Views on Medicare Part D

Most physicians agree that the Medicare Part D drug benefit is saving money for patients, but they see the law as too complicated, according to a poll commissioned by the Kaiser Family Foundation. Seventy-one percent of physicians surveyed somewhat or strongly agreed that the programs help people on Medicare save money, while 92% somewhat or strongly agreed that it is too complicated. And 64% of physicians agreed that it benefits private health plans and pharmaceutical companies too much, according to the results of the Kaiser survey. Physicians also reported that the program increased their day-to-day hassles. About 64% of physicians reported that the Medicare drug program put a lot or some burden on themselves or their staff, compared with 33% who reported not much or no burden associated with the Part D benefit. The survey, conducted between April and July, is based on a nationally representative sample of 834 office-based physicians involved in direct adult patient care.
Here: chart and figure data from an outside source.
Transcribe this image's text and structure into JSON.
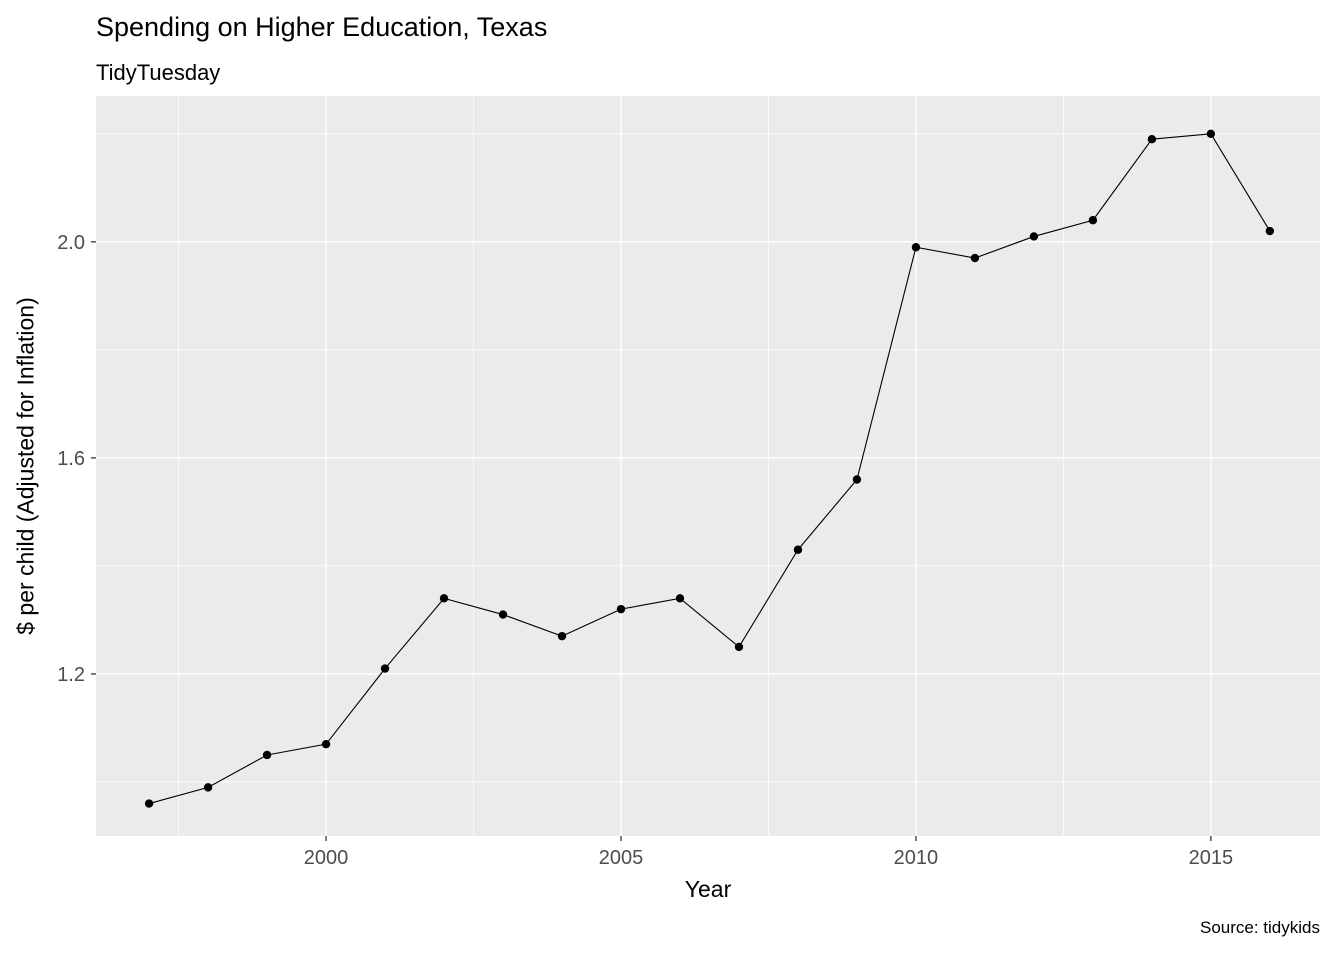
{
  "chart_data": {
    "type": "line",
    "title": "Spending on Higher Education, Texas",
    "subtitle": "TidyTuesday",
    "xlabel": "Year",
    "ylabel": "$ per child (Adjusted for Inflation)",
    "caption": "Source: tidykids",
    "x": [
      1997,
      1998,
      1999,
      2000,
      2001,
      2002,
      2003,
      2004,
      2005,
      2006,
      2007,
      2008,
      2009,
      2010,
      2011,
      2012,
      2013,
      2014,
      2015,
      2016
    ],
    "values": [
      0.96,
      0.99,
      1.05,
      1.07,
      1.21,
      1.34,
      1.31,
      1.27,
      1.32,
      1.34,
      1.25,
      1.43,
      1.56,
      1.99,
      1.97,
      2.01,
      2.04,
      2.19,
      2.2,
      2.02
    ],
    "xlim": [
      1996.1,
      2016.85
    ],
    "ylim": [
      0.9,
      2.27
    ],
    "x_ticks": [
      2000,
      2005,
      2010,
      2015
    ],
    "x_tick_labels": [
      "2000",
      "2005",
      "2010",
      "2015"
    ],
    "y_ticks": [
      1.2,
      1.6,
      2.0
    ],
    "y_tick_labels": [
      "1.2",
      "1.6",
      "2.0"
    ],
    "x_minor": [
      1997.5,
      2002.5,
      2007.5,
      2012.5
    ],
    "y_minor": [
      1.0,
      1.4,
      1.8,
      2.2
    ],
    "grid": true,
    "legend_position": "none",
    "colors": {
      "panel_bg": "#EBEBEB",
      "grid_major": "#FFFFFF",
      "grid_minor": "#FFFFFF",
      "line": "#000000",
      "point": "#000000",
      "tick_label": "#4D4D4D",
      "tick_mark": "#333333",
      "text": "#000000"
    }
  }
}
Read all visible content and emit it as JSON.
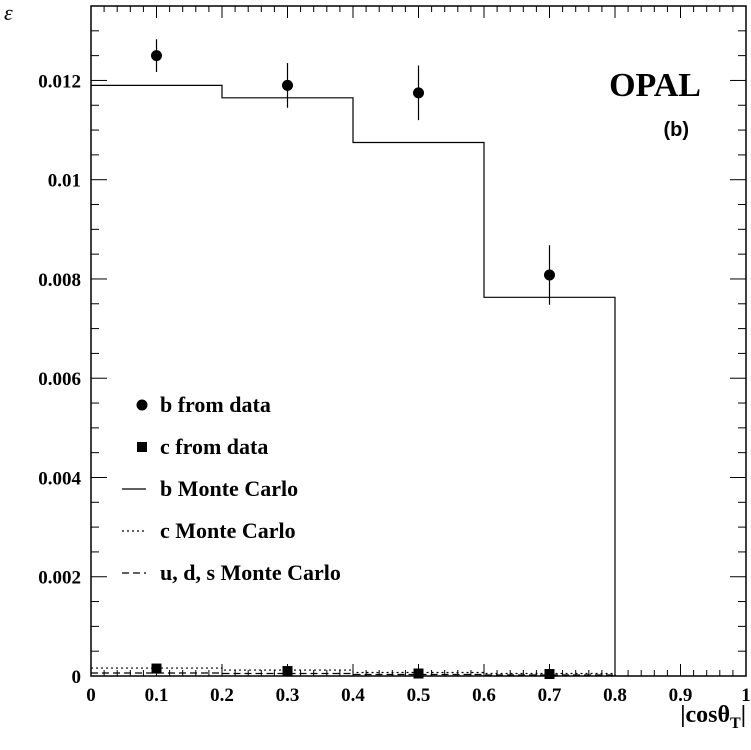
{
  "chart_data": {
    "type": "scatter",
    "title": "",
    "brand_label": "OPAL",
    "panel_label": "(b)",
    "xlabel": {
      "prefix": "|cos",
      "symbol": "θ",
      "subscript": "T",
      "suffix": "|"
    },
    "ylabel": "ε",
    "xlim": [
      0,
      1
    ],
    "ylim": [
      0,
      0.0135
    ],
    "x_ticks": [
      {
        "value": 0,
        "label": "0"
      },
      {
        "value": 0.1,
        "label": "0.1"
      },
      {
        "value": 0.2,
        "label": "0.2"
      },
      {
        "value": 0.3,
        "label": "0.3"
      },
      {
        "value": 0.4,
        "label": "0.4"
      },
      {
        "value": 0.5,
        "label": "0.5"
      },
      {
        "value": 0.6,
        "label": "0.6"
      },
      {
        "value": 0.7,
        "label": "0.7"
      },
      {
        "value": 0.8,
        "label": "0.8"
      },
      {
        "value": 0.9,
        "label": "0.9"
      },
      {
        "value": 1,
        "label": "1"
      }
    ],
    "y_ticks": [
      {
        "value": 0,
        "label": "0"
      },
      {
        "value": 0.002,
        "label": "0.002"
      },
      {
        "value": 0.004,
        "label": "0.004"
      },
      {
        "value": 0.006,
        "label": "0.006"
      },
      {
        "value": 0.008,
        "label": "0.008"
      },
      {
        "value": 0.01,
        "label": "0.01"
      },
      {
        "value": 0.012,
        "label": "0.012"
      }
    ],
    "grid": false,
    "legend_position": "bottom-left",
    "series": [
      {
        "name": "b from data",
        "kind": "points",
        "marker": "circle",
        "x": [
          0.1,
          0.3,
          0.5,
          0.7
        ],
        "y": [
          0.0125,
          0.0119,
          0.01175,
          0.00808
        ],
        "yerr": [
          0.00033,
          0.00045,
          0.00055,
          0.0006
        ]
      },
      {
        "name": "c from data",
        "kind": "points",
        "marker": "square",
        "x": [
          0.1,
          0.3,
          0.5,
          0.7
        ],
        "y": [
          0.00015,
          0.0001,
          5e-05,
          4e-05
        ],
        "yerr": [
          3e-05,
          3e-05,
          2e-05,
          2e-05
        ]
      },
      {
        "name": "b Monte Carlo",
        "kind": "histogram",
        "line": "solid",
        "bin_edges": [
          0,
          0.2,
          0.4,
          0.6,
          0.8
        ],
        "values": [
          0.0119,
          0.01165,
          0.01075,
          0.00763
        ]
      },
      {
        "name": "c Monte Carlo",
        "kind": "histogram",
        "line": "dotted",
        "bin_edges": [
          0,
          0.2,
          0.4,
          0.6,
          0.8
        ],
        "values": [
          0.00016,
          0.00012,
          7e-05,
          5e-05
        ]
      },
      {
        "name": "u, d, s Monte Carlo",
        "kind": "histogram",
        "line": "dashed",
        "bin_edges": [
          0,
          0.2,
          0.4,
          0.6,
          0.8
        ],
        "values": [
          6e-05,
          5e-05,
          3e-05,
          2e-05
        ]
      }
    ]
  }
}
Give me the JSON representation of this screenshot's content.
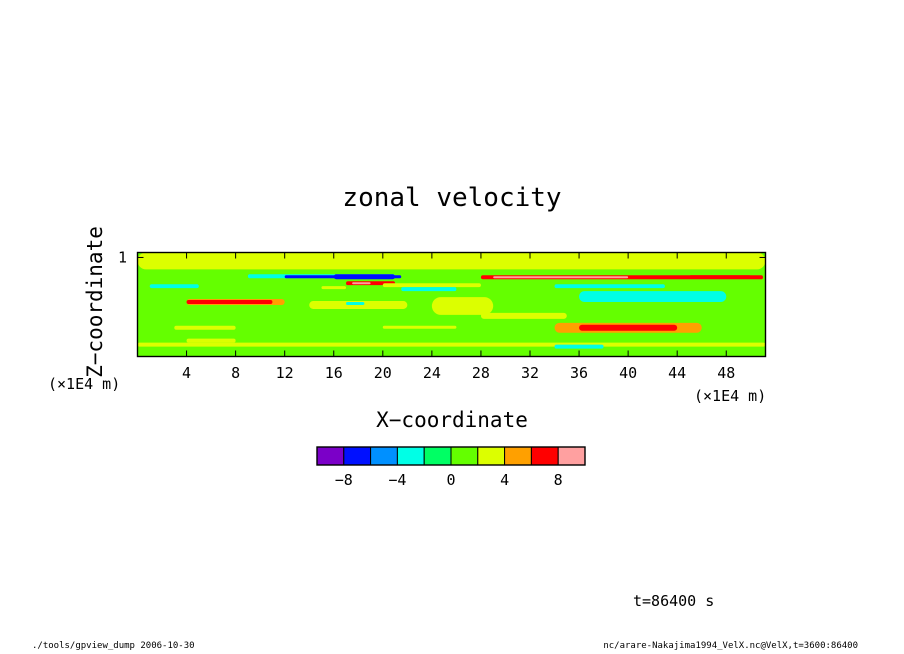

Raising Paget's Disease Awareness

Officials at the National Institutes of Health are aiming to get seniors better informed about Paget's disease of bone by adding information on the condition to the agency's senior health Web site. The site—

www.NIHSeniorHealth.gov

Fewer Docs Accept Medicaid

The proportion of physicians who accept Medicaid patients has decreased in the last 10 years, according to a study by the Washington-based Center for Studying Health System Change. During 1996–1997, 13% of physicians reported no Medicaid revenue. By 2004, 15% said they did not accept Medicaid. Similarly, the percentage of physicians accepting no new Medicaid patients had stayed steady, at 19% in 1996, compared with 21% in 2004. That is a substantial difference from the numbers of physicians who in 2004 said they accept all new private-pay patients (71%) or all new Medicare patients (73%). The data come from the center's Community Tracking Study Physician Survey. The top reasons for not accepting new Medicaid patients: inadequate reimbursement, billing and paperwork hassles, and delayed reimbursement.